Below is a proof claiming to prove that the sum of a row on Pascal's Triangle is equal to 2x the sum of the row before it. The key here was to use Pascal's Identity.
I understand the general concept, but i just can't get how the second line has: \begin{align}\sum_{k=1}^{n-1}\binom{n-1}{k-1} =\sum_{k=0}^{n-2}\binom{n-1}{k}\end{align} And then the third line has: \begin{align}\sum_{k=0}^{n-2}\binom{n-1}{k} + 1 = \sum_{k=0}^{n-1}\binom{n-1}{k}\end{align}
Are there some algebraic laws that we can use to manipulate sigma notations? I can follow what's happening, but the logical reasoning is escaping me in these two spots. Thanks!
The Proof: \begin{align} \sum_{k=0}^{n}\binom nk&=1+\sum_{k=1}^{n-1}\binom nk +1 =1+\sum_{k=1}^{n-1}\binom{n-1}k+\sum_{k=1}^{n-1}\binom{n-1}{k-1}+1 \\ & = 1+\sum_{k=1}^{n-1}\binom{n-1}k+\sum_{k=0}^{n-2}\binom{n-1}{k}+1 \\ &=\sum_{k=0}^{n-1}\binom{n-1}k+\sum_{k=0}^{n-1}\binom{n-1}{k}=2\sum_{k=0}^{n-1}\binom{n-1}{k} \end{align}
The first one is just manipulating the indices of the sum. It might make it more clear to say: suppose $\ell = k-1$. Then as $k$ goes from $1$ to $n-1$, $\ell$ goes from $0$ to $n-2$, and so $$\sum_{k=1}^{n-1} \binom{n-1}{k-1} = \sum_{\ell=0}^{n-2} \binom{n-1}{\ell}.$$ Of course the choice of what to name your index is unimportant, so we can replace $\ell$ by $k$ if we want and write $\sum_{k=0}^{n-2} \binom{n-1}{\ell}$.

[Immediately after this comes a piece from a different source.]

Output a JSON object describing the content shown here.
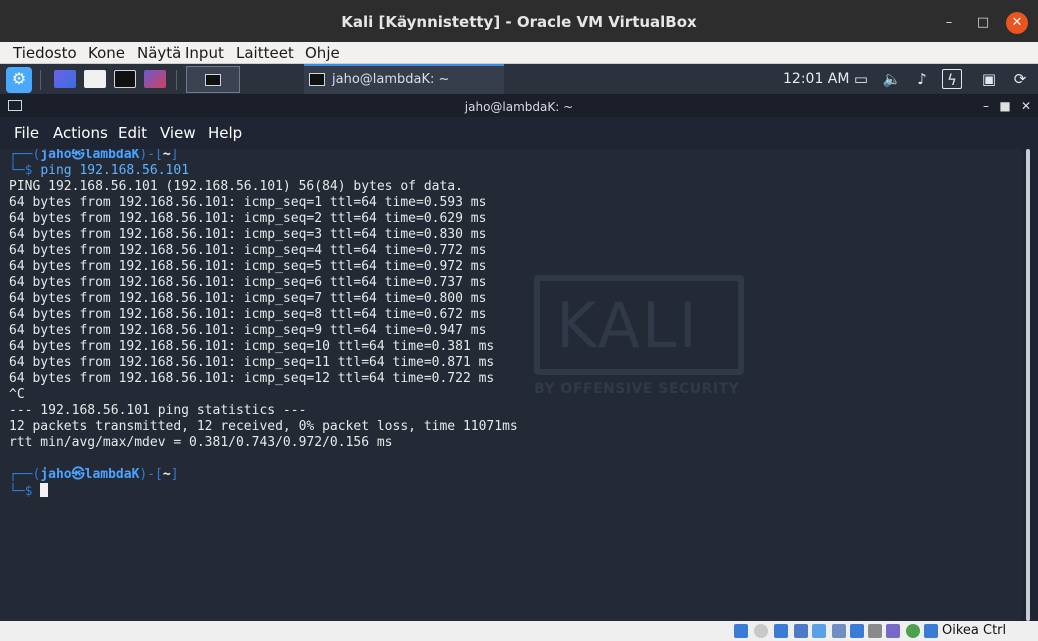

For the second equality, notice that the sum on the left differs from the sum on the right by exactly one term. The left side is missing the term $\binom{n-1}{n-1}$. But this binomial coefficient is equal to $1$, so both sides of the equation are equal.